Семьдесят семь бантиков - стр. 17
В этом вагончика не хватало тепла и уюта. Ни семейных фотографий, ни белоснежных кружевных салфеток, ни женского присутствия. Спустя час Борис поймал себя на мысли, что продолжает думать только об алмазе. Огромный алмаз в россыпи изумрудов – вот его единственная мечта, которая не оставляла его ни днем ни ночью…
Однажды в юности он увидел фотографию в журнале «Планета» и заболел этой мечтой. Пытался забыть – ан нет! Буровит этот алмаз мозг, спать не дает. Вроде бы успокоиться надо, ведь над фотографией заголовок: «Такого не может быть!» Молодой археолог, который предоставил фотографию, доказывал, что она подлинная. Да кто ж ему поверит? Археолог ушел в тайгу за доказательствами, да там и сгинул. Когда шумиха улеглась, об алмазе и археологе забыли.
Борис фотографию вырезал, вставил в рамочку и потащился с ней и зверинцем в эту глухомань. Потому что археолог уверял, что видел камень именно в этих местах, в одной из пещер Предуральских гор. Он даже пытался забрать камень с собой, но не сумел сдвинуть с места.
Толстяк верил, что самородок существует, он приснился ему в детстве. Единственный цветной сон в его жизни. Алмаз горел, как прожектор, и он тянулся к нему ручонками. Он обжегся и проснулся в слезах. Если найдет самородок, ни за что не прикоснется к нему голыми руками.
Борис прижался носом к стеклу. Его окружали вершины гор: одна, еще одна, выше, ниже, дальше, ближе. В какой из них его самородок? В какой стороне искать?
Именно в это время Крапива свернула к дому Бабы Яги и спряталась под большой елью.

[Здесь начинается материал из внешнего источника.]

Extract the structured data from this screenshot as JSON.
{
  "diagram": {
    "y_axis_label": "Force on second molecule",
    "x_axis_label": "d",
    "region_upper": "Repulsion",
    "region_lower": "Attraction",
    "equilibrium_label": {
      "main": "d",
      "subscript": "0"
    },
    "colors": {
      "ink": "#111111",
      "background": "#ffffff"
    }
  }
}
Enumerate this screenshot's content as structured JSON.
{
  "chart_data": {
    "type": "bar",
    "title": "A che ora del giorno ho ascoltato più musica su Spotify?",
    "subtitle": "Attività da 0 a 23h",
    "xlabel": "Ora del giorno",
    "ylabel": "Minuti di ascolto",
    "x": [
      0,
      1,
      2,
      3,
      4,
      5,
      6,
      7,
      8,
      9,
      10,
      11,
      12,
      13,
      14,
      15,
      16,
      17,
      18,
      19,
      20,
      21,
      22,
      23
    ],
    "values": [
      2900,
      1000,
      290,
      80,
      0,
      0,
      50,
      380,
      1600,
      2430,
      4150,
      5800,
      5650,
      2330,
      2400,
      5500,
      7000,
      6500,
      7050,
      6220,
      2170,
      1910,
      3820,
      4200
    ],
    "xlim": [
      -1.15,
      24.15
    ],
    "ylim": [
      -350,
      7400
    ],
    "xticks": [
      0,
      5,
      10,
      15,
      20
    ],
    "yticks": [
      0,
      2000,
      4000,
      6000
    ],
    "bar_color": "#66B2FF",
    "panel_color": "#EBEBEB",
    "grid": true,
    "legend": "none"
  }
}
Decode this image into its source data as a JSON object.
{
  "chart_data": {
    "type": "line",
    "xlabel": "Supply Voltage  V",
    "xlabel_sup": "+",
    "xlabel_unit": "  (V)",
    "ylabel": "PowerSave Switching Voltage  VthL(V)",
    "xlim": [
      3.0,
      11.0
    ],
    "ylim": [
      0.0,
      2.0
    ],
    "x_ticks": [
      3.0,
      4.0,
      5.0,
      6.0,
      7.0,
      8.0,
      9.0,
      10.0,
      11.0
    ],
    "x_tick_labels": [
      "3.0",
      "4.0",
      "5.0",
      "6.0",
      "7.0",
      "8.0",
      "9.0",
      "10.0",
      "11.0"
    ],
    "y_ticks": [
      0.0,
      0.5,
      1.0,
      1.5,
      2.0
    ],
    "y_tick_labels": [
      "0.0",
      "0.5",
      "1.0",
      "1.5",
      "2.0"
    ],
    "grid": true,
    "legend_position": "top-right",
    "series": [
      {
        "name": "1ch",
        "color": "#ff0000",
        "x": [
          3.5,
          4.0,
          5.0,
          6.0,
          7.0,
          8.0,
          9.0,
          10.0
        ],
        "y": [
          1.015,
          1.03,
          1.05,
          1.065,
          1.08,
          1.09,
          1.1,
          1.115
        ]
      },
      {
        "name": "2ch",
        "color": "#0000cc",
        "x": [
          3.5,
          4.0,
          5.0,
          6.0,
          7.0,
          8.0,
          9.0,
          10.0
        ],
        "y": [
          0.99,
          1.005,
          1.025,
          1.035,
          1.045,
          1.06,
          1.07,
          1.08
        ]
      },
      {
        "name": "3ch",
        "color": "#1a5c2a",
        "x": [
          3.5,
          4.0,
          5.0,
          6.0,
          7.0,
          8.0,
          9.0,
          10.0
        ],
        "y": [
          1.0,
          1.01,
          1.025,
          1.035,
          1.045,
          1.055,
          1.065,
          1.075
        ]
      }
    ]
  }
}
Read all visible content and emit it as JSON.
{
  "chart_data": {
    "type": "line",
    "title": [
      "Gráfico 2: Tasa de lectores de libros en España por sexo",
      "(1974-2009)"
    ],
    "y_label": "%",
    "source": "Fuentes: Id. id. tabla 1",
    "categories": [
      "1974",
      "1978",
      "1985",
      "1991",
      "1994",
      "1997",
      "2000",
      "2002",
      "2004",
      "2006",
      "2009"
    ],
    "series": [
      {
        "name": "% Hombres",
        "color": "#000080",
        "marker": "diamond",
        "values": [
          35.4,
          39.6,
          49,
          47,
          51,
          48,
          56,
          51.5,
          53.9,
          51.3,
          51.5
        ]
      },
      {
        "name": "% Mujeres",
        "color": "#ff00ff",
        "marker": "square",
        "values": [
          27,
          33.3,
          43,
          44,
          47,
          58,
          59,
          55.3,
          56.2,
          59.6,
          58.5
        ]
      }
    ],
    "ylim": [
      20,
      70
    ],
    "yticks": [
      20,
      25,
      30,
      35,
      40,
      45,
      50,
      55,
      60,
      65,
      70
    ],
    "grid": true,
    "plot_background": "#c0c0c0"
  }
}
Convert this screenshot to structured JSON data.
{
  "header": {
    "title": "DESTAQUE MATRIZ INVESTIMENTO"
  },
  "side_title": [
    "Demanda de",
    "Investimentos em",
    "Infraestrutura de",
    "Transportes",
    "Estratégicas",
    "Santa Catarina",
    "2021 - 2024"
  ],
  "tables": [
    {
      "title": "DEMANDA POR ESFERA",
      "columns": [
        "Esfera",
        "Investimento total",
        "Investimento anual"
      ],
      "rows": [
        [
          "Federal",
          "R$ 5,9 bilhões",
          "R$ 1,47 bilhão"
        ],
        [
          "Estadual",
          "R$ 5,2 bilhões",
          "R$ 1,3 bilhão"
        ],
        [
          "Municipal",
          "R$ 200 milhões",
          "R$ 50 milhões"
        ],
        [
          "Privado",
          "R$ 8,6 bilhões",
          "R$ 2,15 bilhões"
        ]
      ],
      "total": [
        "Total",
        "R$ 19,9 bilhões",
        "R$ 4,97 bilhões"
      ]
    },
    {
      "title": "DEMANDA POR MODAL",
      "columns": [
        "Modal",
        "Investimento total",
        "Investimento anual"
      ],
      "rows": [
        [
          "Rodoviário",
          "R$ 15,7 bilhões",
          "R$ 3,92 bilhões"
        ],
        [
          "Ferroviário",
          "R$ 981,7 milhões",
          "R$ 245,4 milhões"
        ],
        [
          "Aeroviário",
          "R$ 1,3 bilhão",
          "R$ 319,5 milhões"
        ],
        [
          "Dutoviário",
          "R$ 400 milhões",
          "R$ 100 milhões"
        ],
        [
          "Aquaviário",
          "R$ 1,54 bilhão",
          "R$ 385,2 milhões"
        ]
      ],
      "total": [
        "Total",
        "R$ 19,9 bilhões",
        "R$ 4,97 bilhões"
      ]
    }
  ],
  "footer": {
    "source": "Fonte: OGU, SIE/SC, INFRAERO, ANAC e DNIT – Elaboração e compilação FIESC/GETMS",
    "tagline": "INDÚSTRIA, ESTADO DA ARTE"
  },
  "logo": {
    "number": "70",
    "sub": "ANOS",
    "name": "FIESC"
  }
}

Отсюда был виден ухоженный сад, витиеватые малахитовые дорожки, розы в кадках. В глубине сада виднелся гараж из голубого кирпича. Крапива расчехлила бинокль и распласталась в траве. Увидела, как с ели на крышу дома спустилась белка, пробежалась по деревянной стене, покрытой лепниной, мозаикой, изразцами, и постучалась в стеклянную дверь. Из дома вышла Баба Яга, забрала у белки конверт, вернулась в дом. Сквозь панорамные окна были видны тяжелые люстры из горного хрусталя, розовая кожаная мебель. Крепко пахло полынью и дорогим парфюмом.
Из-за дома появился Пень Донович. С трудом удерживая тяжеленный самовар, он зычно кричал, словно торговал на базаре.
– Самовар! Чай! Бублики! Налетай!
Баба Яга устроилась в кресле на веранде. Несмотря на усталость, после утомительной долгой дороги, она была в полном порядке: яркий маникюр, стильное платье, изысканный макияж, туфельки на шпильке. Ядигида уныло смотрела в тарелку, есть почему-то не хотелось. Она разломила бублик, обмакнула в мед, но потом вновь отложила.
– Ты зачем приехала? – буркнула Ядигида.
– Фу, как некультурно ты встречаешь бабушку.
– Я тебя не встречаю, я спрашиваю. Учти, будешь наставлять меня на путь истинный – мы поссоримся. Больше лешего надоела.
Ядигида потерла воспалившуюся рану на ладони. Эта рана напоминала трезубец, и сейчас она воспалилась, вздулась фиолетовыми буграми. Плохой знак. Вестник неприятных событий. Бабушка рассказала, что Ядигида родилась с этим трезубцем на руке.
– Вот скажи, кто кроме бабушки поможет тебе заполучить бантики?
Ядигида промолчала. В этих словах была правда.
– Как же твой жених?
– Жених – потом. А сейчас давай попьем чай. Как я соскучилась по чаю из самовара! Мне снился это запах дыма из сосновых шишек. Пень Донович, помнишь, как мы сидели под синим небом и пили чай из синих чашек. Чашки еще целы?